The South Korean electronics giant Samsung has secured a major share in smartphone segment in Europe.
Almost half of the smartphones sold from the period of March to May 2013 in the European markets were made by Samsung, according to market research firm Kantar.
The European smartphone market was dominated by Google’s operating system Android.
During the period, smartphones based on Android accounted for more than 70 per cent of sales in the top five European markets during the period, compared to 61 per cent in the same period in 2012.
Paul Moore, global director at Kantar Worldpanel ComTech, told the Financial Times: “Across Europe, Android growth remains strong. However, in the US Apple’s expanded distribution agreement with T-Mobile is helping the iPhone keep Android growth at bay.
“T-Mobile is the smallest of the big four US carriers but it does have the capacity to give iOS a boost, particularly as 28 per cent of its customers plan to buy an iPhone when they next upgrade.”

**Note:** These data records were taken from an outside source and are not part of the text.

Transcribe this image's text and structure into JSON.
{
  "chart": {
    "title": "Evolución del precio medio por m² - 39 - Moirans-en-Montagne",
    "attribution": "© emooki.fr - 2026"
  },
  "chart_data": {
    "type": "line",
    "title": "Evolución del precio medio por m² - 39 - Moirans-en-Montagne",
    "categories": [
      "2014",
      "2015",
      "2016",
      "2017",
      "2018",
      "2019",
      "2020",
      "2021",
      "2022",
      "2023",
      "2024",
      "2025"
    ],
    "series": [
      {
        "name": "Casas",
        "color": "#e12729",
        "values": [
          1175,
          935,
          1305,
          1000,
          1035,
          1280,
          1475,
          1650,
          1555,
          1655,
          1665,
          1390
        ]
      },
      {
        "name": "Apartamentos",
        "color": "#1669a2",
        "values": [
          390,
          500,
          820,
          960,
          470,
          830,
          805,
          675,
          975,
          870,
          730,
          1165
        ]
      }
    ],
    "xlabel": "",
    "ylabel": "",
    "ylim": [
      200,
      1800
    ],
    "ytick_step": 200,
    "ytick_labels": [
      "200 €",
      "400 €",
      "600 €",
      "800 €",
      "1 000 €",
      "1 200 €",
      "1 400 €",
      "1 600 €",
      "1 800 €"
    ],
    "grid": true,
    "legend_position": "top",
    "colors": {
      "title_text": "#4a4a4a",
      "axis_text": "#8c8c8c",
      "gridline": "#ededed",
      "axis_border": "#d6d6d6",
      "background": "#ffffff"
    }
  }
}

Microsoft Windows-based smartphones accounted for almost 7 per cent of sales in the three months ended 31 May 2013, an increase of 4.3 per cent compared to the same period in 2012. Finnish handset maker Nokia has been using Windows on its smartphones.
Canadian handset maker BlackBerry has seen a 2.5 per cent decline in smartphone sales in the three months ended 31 May 2013, compared to a decline of 7 per cent in 2012.
The Japanese electronics giant Sony has been able to improve sales of its Xperia range of smartphones, which use Android operating system in the UK.
Moore added: “The flagship Xperia Z has driven Sony’s growth in Britain by successfully appealing to Samsung customers. Some 38 per cent of Xperia’s users are ex-Samsung owners, the majority of whom have upgraded from the Galaxy S2.”